Шрифт:
Раздались громкие голоса:
— Во загнул! Три месяца под открытым небом. Так если фундамента нет, то и станок не заработает.
— А энергию откуда брали? Надо же подключиться к энергетической единой системе. На одном энтузиазме далеко не уедешь.
— Легенды все это, не было этого.
— Как так не было? Работали же…
— А вы что думаете? — спросил Сергей, и все головы повернулись ко мне.
Я смотрел в их молодые ждущие глаза и невольно думал о том, как мы сами утратили многое из того, что имели. Но как им объяснить это? Я вспомнил одну старую историю, которую держал в запасе на такой вот черный день.
— Во-первых, — говорю, — если бы этого не было, то и мы с вами не сидели бы сейчас под этими сводами. А во-вторых, расскажу вам о своем старом знакомом — директоре завода Прохорове. Его сейчас нет в живых, но многие его помнят.
В июле 1941 года Прохоров получил от наркома приказ поставить танковый завод за Уралом. Указали точку на карте и срок — как раз три месяца. А когда Прохоров уходил от наркома, его остановил в приемной секретарь Кробышев.
— Это вам, — и протягивает Прохорову чемодан в сургучных печатях.
— Что это? — спросил Прохоров.
— Тут двести тысяч рублей, это ваш премиальный фонд.
— Где я должен расписаться? — спросил Прохоров.
— Нигде. Это ваш личный премиальный фонд.
Прохоров потом рассказывал, как дрожал над этим чемоданом по дороге на Урал, на ночь под голову подкладывал. Довез благополучно. У него сохранилась записная книжка, куда он заносил все цифры: кому сколько выплатил премии. Эта записная книжка и сейчас цела — хранится у внуков. Словом, через 88 дней завод был пущен.
Реакция на мой рассказ была однозначной.
— Вот это да!
— Такой механизм не мог не сработать. Это же вопрос о правах директора.
— Дайте мне такие же права, и я горы сверну.
— У меня никаких прав. Даже премия от меня не зависит. Как я могу влиять на процесс.
— А ты меняй свое отношение.
— Правильно. Если мы сами не переменимся, то и вокруг себя ничего изменить не сможем. Это этика. Это первооснова.
— Зачем тебе этика? Дайте мне права — и дело с концом.
— Иначе будем проводить технический прогресс на бумаге, этим методом мы владеем, — сказал строгий голос за моей спиной.
Подчеркиваю, разговор о научно-техническом прогрессе происходил на самоновейшем автомобильном заводе по производству грузовиков. КамАЗ недаром называют выставкой лучшего всемирного машиностроения, ибо тут на одном заводе собрано все лучшее, что применяется в мировой машиностроительной практике — за это миллиарды плачены.

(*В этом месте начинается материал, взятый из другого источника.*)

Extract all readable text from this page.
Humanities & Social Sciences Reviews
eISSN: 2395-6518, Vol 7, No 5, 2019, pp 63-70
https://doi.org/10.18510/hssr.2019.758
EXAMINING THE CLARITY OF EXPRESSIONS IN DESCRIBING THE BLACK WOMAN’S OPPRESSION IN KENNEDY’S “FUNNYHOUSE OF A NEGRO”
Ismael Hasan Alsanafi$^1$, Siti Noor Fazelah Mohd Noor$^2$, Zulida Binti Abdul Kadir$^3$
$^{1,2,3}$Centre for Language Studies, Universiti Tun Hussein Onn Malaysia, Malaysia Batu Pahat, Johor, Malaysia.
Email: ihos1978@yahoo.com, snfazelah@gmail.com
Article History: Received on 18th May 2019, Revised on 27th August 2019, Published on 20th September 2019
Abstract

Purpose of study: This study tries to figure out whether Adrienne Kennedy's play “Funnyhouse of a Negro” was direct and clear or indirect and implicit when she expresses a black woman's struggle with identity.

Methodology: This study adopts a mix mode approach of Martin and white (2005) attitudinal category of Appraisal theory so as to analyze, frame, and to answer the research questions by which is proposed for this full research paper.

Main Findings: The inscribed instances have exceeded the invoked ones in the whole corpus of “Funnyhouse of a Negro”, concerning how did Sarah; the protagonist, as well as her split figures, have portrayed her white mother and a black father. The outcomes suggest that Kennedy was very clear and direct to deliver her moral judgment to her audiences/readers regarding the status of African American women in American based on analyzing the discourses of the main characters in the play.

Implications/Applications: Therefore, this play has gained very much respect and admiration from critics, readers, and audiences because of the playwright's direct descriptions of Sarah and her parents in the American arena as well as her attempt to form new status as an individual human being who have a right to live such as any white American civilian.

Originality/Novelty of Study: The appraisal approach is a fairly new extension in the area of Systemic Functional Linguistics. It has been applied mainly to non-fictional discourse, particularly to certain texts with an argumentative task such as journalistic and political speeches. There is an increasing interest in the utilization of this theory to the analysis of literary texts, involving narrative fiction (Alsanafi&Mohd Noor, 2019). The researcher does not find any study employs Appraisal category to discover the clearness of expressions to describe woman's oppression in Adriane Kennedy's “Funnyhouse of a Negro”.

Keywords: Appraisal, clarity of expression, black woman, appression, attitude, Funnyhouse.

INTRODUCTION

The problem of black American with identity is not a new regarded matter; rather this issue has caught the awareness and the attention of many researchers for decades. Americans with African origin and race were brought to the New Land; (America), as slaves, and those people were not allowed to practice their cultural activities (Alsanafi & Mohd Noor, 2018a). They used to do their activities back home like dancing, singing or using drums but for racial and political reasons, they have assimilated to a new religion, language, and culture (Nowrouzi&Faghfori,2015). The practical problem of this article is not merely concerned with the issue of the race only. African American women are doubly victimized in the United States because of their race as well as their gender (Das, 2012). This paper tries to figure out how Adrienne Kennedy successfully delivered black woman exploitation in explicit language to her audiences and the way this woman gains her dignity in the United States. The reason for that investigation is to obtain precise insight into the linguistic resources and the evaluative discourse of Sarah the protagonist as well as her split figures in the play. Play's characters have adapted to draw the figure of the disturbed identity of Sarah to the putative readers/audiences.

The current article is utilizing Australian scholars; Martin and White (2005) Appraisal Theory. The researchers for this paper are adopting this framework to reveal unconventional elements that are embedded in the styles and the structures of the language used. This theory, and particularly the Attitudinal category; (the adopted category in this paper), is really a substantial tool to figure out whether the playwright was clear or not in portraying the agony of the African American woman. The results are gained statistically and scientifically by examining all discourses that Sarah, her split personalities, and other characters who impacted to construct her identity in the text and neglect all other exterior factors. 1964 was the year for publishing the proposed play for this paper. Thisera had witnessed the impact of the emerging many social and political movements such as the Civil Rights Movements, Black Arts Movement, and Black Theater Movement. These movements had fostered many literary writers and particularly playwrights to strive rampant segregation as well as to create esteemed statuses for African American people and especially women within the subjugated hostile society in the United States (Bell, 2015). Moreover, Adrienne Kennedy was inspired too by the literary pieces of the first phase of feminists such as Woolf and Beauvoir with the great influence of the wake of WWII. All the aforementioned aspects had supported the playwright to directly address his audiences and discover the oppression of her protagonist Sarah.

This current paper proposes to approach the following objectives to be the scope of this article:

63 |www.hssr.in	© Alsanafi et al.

Но тут же уместно сделать оговорку: не применяется, а применялось в мировой практике 15 лет назад. Сколько технических новинок появилось в мире за эти годы. Но их еще нет на КамАЗе.
Значит, в цехах завода должна вестись непрерывная модернизация, то же самое относится и к конечной продукции — грузовику, новые модификации которого уже выходят из ворот завода.
— Восемьдесят три процента, повторяю, восемьдесят три, — говорил голос за моей спиной.
— Что такое восемьдесят три процента? Страшно знакомая цифра, спросил я у Сергея, сидевшего рядом.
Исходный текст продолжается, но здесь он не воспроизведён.